Speaking of another landmark decision, Vance reminded the presidents of the painful consequences of schools refusing to abide by the Brown v. Board of Education decision from 1954. "In one infamous case" regarding reaction to that case, as Vance pointed to, "Virginia Governor Thomas B. Stanley responded to the decision... by pledging to show 'the rest of the country [that] racial integration is not going to be accepted in the South' and by vowing to organize 'massive resistance' in the Southern States. Violence and racial animosity ensued."
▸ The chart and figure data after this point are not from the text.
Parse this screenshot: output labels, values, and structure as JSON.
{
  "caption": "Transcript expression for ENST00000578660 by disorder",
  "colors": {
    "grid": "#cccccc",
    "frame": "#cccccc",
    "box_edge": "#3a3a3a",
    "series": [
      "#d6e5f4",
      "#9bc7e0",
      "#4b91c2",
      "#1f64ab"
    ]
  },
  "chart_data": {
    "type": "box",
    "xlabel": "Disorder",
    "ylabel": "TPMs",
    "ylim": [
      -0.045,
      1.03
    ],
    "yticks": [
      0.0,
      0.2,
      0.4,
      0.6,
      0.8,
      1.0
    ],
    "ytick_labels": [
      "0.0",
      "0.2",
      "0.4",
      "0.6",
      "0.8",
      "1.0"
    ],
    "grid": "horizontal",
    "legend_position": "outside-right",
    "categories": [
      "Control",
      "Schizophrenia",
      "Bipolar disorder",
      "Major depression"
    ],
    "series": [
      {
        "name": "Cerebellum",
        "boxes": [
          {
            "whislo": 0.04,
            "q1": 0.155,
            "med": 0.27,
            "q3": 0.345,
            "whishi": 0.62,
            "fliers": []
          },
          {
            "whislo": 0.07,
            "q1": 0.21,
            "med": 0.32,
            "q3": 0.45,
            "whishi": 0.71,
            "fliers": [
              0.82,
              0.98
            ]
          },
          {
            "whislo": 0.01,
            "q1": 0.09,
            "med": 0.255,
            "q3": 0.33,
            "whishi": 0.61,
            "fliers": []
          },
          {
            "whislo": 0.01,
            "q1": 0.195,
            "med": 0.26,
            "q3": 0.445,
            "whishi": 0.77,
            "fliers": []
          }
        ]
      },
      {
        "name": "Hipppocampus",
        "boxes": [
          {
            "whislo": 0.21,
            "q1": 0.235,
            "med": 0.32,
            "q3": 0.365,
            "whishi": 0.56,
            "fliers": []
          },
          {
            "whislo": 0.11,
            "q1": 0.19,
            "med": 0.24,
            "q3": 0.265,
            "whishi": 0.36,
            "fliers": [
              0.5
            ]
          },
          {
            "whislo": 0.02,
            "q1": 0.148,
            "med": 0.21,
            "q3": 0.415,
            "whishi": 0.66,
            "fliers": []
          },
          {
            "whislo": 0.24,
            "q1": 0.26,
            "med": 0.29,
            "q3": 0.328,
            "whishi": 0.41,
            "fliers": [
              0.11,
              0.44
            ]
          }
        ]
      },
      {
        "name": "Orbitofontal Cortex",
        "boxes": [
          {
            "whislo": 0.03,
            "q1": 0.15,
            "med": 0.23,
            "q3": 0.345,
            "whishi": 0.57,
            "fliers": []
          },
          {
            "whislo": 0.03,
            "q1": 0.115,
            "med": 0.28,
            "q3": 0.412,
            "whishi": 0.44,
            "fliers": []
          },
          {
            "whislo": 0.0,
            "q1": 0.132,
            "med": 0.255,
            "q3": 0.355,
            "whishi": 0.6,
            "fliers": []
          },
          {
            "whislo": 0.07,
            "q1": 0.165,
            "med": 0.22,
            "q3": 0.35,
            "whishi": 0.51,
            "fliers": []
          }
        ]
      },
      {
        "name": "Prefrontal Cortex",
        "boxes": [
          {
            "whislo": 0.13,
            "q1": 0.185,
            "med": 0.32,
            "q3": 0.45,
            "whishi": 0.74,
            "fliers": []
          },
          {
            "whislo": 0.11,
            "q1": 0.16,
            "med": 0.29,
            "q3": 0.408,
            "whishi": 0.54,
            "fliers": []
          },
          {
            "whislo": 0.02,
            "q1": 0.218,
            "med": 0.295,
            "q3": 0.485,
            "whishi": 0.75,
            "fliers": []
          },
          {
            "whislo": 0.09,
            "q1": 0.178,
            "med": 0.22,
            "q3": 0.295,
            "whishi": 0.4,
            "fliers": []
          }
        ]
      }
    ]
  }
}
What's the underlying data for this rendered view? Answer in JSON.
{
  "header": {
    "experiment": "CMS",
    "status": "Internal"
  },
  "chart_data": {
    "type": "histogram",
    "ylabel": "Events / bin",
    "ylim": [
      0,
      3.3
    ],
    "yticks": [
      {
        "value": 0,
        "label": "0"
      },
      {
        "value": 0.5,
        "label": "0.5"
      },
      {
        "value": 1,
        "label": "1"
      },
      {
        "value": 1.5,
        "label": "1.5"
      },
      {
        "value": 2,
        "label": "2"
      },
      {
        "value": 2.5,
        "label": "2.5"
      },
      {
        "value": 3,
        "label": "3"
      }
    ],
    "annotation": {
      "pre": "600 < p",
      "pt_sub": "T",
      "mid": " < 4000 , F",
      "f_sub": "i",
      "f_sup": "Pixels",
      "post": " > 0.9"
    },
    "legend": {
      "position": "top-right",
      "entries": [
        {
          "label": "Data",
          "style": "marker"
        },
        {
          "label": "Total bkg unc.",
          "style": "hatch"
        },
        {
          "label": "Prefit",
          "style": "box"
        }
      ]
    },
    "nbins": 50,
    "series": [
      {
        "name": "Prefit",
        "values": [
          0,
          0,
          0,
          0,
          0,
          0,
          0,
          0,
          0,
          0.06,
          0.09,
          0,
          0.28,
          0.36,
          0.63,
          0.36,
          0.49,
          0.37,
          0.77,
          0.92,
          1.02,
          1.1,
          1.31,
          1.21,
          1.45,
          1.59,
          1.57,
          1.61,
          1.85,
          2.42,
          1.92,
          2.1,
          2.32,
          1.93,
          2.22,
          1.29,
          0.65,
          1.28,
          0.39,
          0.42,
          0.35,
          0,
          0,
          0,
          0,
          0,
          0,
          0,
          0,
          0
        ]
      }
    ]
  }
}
As the senator's letter indicates, his authority is not just limited to strong words. "The United States Senate is prepared to use its full investigative powers to uncover circumvention, covert or otherwise, of the Supreme Court’s ruling. You are advised to retain admissions documents in anticipation of future congressional investigations, including digital communications between admissions officers, any demographic or other data compiled during future admissions cycles, and other relevant materials. As you are aware, a number of federal criminal statutes regulate the destruction of records connected to federal investigations, some of which apply prior to the formal commencement of any inquiry," he pointed out.

The letter concludes by asking several questions of the university presidents to indicate compliance, including:

What procedures will your institution implement to ensure that records are retained in accordance with this letter?

What instructions are you giving staff about their obligations to preserve records in anticipation of a potential investigation? Please inform me of the date and nature of such instructions?

Has your staff ever been advised not to preserve records or to communicate internally in ways that could circumvent future inquiries? If so, please discuss the date and nature of such advisements.

How will your institutions ensure that new admissions practices do not "simply establish ... the regime" that the Supreme Court has held unlawful?

What admissions practices previously employed by your institutions will now be forbidden?

If you have publicly committed to an interest in "diversity," how will you ensure that your commitment to that value does not entail direct or indirect race-based preferences?
Vance expects answers by July 21.

Fox News noted that they reached out to Harvard, Yale, Princeton, Dartmouth, Cornell, Brown, the University of Pennsylvania, Columbia, Oberlin College and Kenyon College about the letter. While a spokesperson for Harvard pointed to a statement that said the university "will certainly comply with the Court’s decision," no other schools had responded.

A report from Cleveland.com, however, did include a statement from Oberlin spokesperson Andrea Simakis who indicated the school is reviewing the decision. "Oberlin will comply with the law," she said in part.